Ashia Wilson: Two Approaches Towards Adaptive Optimization
This talk will address to recent projects I am excited about. The first describes efficient methodologies for hyper-parameter estimation in optimization algorithms. I will describe two approaches for how to adaptively estimate these parameters that often lead to significant improvement in convergence. The second describes a new method, called Metropolis-Adjusted Preconditioned Langevin Algorithm for sampling from a convex body. Taking an optimization perspective, I focus on the mixing time guarantees of these algorithms — an essential theoretical property for MCMC methods — under natural conditions over the target distribution and the geometry of the domain.
Sewoong Oh: Private Fine-Tuning of Language Models without Backpropagation
Recent advances in training large language models (LLMs) with privacy reveal interesting phenomena that are distinct for private optimization. One prominent observation is that the fine-tuning landscape of LLMs exhibits low-dimensional structures.
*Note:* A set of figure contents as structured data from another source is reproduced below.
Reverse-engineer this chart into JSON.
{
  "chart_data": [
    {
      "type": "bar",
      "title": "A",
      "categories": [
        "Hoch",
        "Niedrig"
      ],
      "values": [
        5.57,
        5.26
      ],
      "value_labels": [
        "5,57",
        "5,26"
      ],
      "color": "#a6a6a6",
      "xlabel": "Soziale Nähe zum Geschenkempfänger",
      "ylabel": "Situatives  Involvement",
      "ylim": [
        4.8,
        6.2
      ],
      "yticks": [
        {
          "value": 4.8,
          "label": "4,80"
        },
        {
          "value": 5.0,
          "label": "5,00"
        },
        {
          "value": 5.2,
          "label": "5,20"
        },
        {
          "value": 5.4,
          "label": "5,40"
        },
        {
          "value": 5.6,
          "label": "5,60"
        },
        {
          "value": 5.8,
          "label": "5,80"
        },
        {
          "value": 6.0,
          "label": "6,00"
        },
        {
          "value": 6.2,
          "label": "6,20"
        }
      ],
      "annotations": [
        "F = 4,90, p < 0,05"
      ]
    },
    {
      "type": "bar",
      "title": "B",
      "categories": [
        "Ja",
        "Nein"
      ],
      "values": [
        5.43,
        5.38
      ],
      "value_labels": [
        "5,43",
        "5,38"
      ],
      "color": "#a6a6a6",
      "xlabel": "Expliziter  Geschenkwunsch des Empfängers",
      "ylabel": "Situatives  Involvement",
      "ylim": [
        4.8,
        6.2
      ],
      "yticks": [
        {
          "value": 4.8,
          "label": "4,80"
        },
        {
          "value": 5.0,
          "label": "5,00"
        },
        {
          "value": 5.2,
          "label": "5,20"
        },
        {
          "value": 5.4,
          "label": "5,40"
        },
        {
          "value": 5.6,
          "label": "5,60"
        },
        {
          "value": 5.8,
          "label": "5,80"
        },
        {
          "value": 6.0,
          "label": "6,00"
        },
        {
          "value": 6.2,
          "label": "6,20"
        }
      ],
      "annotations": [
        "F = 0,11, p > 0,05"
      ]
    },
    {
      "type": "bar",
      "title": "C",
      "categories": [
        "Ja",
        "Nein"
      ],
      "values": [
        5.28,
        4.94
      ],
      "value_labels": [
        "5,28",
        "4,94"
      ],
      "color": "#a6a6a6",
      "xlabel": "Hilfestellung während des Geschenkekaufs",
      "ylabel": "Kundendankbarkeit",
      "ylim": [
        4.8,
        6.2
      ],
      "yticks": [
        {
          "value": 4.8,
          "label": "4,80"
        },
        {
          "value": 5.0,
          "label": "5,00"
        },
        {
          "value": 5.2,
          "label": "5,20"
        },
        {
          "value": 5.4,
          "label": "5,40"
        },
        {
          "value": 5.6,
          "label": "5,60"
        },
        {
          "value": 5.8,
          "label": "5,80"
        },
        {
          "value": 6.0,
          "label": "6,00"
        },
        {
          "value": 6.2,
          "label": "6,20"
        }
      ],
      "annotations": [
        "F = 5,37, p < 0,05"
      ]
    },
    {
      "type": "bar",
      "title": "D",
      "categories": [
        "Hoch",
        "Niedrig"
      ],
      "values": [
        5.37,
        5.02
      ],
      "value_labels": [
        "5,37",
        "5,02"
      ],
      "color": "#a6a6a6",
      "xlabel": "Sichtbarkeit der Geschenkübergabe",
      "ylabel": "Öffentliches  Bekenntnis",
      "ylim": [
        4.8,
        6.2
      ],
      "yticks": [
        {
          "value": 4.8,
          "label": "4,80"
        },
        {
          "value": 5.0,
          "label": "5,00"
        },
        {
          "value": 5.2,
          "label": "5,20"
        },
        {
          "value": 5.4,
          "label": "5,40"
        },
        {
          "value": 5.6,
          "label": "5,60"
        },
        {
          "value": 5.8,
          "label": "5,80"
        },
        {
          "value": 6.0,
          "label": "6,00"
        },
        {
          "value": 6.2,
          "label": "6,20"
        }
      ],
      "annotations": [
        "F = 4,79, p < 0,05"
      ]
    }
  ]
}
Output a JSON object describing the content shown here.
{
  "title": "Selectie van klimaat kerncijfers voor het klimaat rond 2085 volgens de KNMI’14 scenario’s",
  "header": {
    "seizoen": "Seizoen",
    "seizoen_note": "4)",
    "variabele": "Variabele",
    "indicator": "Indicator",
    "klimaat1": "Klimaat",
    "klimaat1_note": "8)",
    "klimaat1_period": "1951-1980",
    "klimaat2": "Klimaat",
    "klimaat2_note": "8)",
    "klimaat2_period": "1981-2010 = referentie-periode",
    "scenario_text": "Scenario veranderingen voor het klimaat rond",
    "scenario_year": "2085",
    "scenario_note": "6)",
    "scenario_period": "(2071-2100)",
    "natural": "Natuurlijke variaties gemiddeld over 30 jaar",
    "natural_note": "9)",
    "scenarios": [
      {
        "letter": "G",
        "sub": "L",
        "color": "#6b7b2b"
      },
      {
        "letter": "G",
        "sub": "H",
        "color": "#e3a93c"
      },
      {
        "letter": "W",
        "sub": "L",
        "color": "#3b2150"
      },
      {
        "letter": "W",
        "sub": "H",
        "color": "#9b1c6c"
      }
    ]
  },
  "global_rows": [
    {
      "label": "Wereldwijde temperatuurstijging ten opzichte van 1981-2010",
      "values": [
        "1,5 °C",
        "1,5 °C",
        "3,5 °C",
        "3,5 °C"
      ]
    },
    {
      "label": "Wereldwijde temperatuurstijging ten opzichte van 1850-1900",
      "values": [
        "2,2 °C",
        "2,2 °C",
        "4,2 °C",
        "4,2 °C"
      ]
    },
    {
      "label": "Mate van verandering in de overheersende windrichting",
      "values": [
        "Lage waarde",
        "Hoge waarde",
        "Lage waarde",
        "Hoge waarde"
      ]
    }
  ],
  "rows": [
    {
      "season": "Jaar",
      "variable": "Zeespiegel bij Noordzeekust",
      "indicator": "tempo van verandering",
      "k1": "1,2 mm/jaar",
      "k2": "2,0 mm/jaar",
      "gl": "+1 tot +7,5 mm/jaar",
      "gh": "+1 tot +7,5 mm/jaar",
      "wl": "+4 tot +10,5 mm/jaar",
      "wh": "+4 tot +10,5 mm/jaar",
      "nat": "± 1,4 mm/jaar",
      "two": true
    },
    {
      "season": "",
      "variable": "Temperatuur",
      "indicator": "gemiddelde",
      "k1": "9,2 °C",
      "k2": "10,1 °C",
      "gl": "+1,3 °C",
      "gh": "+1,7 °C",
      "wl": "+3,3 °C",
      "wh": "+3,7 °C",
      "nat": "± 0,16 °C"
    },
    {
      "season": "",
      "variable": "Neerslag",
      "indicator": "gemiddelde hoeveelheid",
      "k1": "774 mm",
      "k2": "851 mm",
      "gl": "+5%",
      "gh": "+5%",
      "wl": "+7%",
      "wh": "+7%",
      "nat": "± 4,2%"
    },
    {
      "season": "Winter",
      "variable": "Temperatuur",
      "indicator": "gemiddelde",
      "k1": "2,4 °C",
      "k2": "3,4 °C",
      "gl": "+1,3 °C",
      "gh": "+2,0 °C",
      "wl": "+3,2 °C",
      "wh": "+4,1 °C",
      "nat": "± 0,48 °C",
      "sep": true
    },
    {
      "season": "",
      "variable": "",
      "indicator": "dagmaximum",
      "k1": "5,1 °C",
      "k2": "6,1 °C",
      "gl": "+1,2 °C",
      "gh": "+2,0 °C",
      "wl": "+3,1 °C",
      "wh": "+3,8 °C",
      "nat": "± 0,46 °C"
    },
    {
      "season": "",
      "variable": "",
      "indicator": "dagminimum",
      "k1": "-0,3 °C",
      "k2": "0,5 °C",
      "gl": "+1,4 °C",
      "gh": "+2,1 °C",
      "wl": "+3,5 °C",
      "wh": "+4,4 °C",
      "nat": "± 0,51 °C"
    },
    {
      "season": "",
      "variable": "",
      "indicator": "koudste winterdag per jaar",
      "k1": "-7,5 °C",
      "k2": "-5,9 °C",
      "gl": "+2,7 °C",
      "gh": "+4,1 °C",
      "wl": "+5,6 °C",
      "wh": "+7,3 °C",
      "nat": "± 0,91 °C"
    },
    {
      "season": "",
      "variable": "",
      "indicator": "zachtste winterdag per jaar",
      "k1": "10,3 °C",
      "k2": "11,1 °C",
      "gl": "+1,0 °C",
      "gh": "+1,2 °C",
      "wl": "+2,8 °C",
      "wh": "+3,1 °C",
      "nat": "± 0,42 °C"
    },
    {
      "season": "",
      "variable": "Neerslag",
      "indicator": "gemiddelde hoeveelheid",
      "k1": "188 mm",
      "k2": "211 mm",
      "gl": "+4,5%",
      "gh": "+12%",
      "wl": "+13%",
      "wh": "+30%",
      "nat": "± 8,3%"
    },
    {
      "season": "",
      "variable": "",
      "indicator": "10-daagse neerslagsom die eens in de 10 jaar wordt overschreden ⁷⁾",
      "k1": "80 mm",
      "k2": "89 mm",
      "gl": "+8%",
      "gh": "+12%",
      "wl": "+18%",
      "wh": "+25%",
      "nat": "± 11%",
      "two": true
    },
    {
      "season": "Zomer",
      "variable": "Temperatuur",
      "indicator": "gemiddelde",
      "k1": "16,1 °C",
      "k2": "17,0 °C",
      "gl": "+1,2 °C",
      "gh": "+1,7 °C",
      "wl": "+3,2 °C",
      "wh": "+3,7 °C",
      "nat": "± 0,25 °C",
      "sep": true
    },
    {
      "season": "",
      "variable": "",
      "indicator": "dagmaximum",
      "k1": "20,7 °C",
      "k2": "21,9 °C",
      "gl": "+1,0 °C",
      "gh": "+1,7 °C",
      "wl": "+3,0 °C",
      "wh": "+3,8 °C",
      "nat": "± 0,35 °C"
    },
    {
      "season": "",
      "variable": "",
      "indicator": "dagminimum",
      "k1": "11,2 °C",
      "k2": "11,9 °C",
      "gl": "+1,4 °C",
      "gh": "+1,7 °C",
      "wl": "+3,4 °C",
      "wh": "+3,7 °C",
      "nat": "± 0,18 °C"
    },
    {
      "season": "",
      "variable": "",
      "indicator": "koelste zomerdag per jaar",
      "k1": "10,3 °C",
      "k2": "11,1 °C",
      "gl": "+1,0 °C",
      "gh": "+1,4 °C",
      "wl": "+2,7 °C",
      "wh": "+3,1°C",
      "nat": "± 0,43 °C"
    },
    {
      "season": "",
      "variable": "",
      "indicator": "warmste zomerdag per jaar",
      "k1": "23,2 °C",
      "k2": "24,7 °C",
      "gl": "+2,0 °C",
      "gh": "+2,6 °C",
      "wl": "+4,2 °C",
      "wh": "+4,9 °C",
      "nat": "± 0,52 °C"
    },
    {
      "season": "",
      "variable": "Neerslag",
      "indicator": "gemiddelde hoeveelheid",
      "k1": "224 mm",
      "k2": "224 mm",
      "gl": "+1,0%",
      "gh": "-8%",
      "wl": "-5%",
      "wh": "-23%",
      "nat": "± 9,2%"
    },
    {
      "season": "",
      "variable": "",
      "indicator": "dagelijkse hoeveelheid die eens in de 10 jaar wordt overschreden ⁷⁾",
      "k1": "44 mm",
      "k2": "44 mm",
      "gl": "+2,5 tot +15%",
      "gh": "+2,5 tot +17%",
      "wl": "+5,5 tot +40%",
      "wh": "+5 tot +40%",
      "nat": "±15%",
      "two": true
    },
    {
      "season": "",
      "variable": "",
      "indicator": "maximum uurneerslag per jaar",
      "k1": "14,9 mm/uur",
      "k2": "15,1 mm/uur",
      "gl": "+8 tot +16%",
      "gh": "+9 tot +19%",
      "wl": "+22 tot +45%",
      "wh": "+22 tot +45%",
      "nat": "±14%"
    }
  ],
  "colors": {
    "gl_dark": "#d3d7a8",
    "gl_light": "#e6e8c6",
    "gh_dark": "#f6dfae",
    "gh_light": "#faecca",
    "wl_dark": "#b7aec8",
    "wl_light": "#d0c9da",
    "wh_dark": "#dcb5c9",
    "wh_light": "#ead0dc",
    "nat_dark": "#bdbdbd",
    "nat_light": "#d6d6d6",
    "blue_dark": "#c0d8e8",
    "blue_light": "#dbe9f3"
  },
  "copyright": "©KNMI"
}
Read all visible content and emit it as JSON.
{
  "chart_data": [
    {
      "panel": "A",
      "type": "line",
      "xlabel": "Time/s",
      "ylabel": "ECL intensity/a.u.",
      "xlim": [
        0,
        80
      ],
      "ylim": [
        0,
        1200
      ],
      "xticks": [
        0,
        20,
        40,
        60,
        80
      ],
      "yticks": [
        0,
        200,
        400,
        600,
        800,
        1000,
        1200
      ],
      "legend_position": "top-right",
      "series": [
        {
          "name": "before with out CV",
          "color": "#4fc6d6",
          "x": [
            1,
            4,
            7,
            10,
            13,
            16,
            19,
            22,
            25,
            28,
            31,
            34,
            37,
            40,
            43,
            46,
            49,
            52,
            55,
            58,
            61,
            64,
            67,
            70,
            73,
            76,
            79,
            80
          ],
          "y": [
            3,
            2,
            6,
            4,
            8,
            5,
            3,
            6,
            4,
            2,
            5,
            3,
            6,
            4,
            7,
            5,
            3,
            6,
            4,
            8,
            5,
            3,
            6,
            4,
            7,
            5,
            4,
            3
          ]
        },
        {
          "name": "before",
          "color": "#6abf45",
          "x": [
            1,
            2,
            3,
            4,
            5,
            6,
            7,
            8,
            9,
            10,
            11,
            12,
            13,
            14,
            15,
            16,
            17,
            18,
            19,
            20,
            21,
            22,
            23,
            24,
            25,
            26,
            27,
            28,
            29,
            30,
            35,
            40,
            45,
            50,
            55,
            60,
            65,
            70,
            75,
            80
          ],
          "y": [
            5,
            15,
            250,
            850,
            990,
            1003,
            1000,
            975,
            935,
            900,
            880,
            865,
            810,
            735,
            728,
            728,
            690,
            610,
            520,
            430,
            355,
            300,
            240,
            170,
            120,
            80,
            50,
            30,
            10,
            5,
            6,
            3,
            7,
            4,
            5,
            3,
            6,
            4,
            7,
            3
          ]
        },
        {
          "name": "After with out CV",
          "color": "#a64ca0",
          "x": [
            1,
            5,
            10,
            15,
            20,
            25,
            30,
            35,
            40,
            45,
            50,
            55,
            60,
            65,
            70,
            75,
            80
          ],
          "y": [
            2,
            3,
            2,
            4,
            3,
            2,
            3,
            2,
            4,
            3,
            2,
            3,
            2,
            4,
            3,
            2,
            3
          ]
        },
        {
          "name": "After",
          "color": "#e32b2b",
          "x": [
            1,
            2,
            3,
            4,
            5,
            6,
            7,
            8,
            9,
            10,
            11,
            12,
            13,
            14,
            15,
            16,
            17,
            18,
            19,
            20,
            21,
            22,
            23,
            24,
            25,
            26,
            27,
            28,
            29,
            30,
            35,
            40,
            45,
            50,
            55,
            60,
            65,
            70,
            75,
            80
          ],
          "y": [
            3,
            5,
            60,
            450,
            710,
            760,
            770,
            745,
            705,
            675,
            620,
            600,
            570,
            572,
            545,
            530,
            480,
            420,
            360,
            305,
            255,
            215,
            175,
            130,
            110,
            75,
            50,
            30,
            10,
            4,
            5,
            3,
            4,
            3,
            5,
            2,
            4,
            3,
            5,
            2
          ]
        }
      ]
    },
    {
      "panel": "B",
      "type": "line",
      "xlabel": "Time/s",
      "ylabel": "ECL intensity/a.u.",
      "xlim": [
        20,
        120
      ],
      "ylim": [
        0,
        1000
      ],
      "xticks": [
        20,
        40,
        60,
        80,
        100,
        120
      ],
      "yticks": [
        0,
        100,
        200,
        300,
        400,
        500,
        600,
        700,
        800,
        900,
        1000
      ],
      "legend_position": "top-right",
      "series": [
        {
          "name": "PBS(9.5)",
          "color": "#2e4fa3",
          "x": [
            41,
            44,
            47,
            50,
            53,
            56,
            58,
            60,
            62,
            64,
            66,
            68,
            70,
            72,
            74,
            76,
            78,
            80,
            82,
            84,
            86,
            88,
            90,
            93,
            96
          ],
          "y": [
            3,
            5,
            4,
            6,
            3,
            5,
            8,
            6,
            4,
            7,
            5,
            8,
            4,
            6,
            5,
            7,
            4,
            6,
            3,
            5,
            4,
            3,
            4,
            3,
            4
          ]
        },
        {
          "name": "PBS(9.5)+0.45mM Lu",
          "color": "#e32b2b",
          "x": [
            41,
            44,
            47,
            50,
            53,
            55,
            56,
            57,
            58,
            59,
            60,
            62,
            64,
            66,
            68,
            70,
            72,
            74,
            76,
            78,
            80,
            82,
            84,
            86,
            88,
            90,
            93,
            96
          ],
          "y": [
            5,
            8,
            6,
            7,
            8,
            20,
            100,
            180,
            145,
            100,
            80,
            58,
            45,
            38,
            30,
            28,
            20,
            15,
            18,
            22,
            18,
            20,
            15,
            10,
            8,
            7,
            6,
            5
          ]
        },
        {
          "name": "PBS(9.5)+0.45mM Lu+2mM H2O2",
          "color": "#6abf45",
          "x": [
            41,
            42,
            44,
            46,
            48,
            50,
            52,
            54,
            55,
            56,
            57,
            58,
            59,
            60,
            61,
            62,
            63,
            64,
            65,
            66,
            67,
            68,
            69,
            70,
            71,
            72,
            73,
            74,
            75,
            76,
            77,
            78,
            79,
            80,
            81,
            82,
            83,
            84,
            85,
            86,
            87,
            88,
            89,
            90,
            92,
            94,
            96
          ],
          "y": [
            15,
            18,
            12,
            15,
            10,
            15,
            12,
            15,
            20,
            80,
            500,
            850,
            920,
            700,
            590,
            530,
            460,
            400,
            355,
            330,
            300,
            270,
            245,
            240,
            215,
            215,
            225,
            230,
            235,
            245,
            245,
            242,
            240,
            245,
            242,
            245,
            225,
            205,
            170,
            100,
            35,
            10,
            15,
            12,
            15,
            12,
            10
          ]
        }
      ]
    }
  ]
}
We exploit this to design a novel memory-efficient private optimization method, which we call DPZero, that bypasses memory-heavy backpropagation and only uses forward passes. On fine-tuning a RoBERTa model with 355M parameters on text classification tasks, we get 8x gain in memory with little loss in the performance. Our theoretical analysis explains how DPZero benefits from low-dimensional structures to achieve a dimension independent guarantee. This is based on a joint work (https://arxiv.org/abs/2310.09639) with Liang Zhang, Kiran Koshy Thekumparampil, and Niao He.
Sophie Yu: Constant Regret Primal-Dual Policy for Multi-Way Dynamic Matching
We study a discrete-time dynamic multi-way matching model. There are finitely many agent types that arrive stochastically and wait to be matched. State-of-the-art dynamic matching policies in the literature require the knowledge of all system parameters to determine an optimal basis of the fluid relaxation, and focus on controlling the number of waiting agents using only matches within the optimal basis (Kerimov et al., 2024, 2023; Gupta, 2024). In this paper, we propose a primal-dual policy that schedule matches for future arrivals based on an estimator for the dual solution. Our policy does not require the knowledge of the arrival rates and operates with greater flexibility as it does not restrict matches to only the match types within an optimal basis. We show that our policy is first to achieve constant regret at all times under unknown arrival rates, and when the arrival rates are known, it achieves the optimal scaling as the lower-bound described in Kerimov et al. (2024, 2023). Furthermore, when the arrival rates are known, the primal-dual policy significantly outperforms alternative dynamic matching policies in several numerical simulations.
Coauthors: Yehua Wei and Jiaming Xu.